En fin d’après midi, je quitte Kamakura et me rend en train dans la ville de Yokohama. Il s’agit d’une ville portuaire. Yokohama a le statut de ville désignée par le gouvernement. Avec plus de 3,7 millions d’habitants, c’est la deuxième ville du Japon derrière l’agglomération de Tokyo ; elle doit son développement à l’activité importante de son port et à ses contacts avec l’étranger

Yokohama forme aujourd’hui, avec Kawasaki et Tokyo, la grande Région de Kantō la plus peuplée du monde.

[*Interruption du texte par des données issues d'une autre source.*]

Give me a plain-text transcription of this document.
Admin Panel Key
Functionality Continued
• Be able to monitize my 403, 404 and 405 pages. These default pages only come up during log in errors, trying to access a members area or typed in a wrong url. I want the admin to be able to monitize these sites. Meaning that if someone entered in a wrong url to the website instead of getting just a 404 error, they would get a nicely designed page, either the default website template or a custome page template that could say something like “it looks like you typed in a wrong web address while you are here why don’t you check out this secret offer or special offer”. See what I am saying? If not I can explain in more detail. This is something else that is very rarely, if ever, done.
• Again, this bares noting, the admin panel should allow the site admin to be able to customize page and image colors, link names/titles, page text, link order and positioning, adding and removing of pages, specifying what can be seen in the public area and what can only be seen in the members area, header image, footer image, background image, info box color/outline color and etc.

Son port international reste encore une de ses principales activités. On y importe des matières premières et on y exporte des produits finis et de la soie. Yokohama est aussi un centre important du transport maritime de passager. Elle est aussi un important foyer d’industrie lourde (sidérurgie, automobiles, navales)..

Je passe ainsi le reste de l’après midi à visiter la ville puis retourne sur Tokyo. Fait assez amusant, en souhaitant prendre le train qui arrivait pour me ramener a Tokyo, je découvre que c’est un train réservé pour les femmes. En effet, les Japonais on un petit défaut, ils sont assez « pervers » et sans gènes.

C’est vers 20h que je finis par rentré à Tokyo. Je récupère mon sac et pars en direction de mon auberge. Demain je souhaite me rendre au mont Fuji. Par contre, en discutant avec la personne de l’accueil, il m’explique que le typhon va frapper Tokyo demain vers 11h et qu’il y’aura donc probablement aucun bus qui circulera pour Fuji.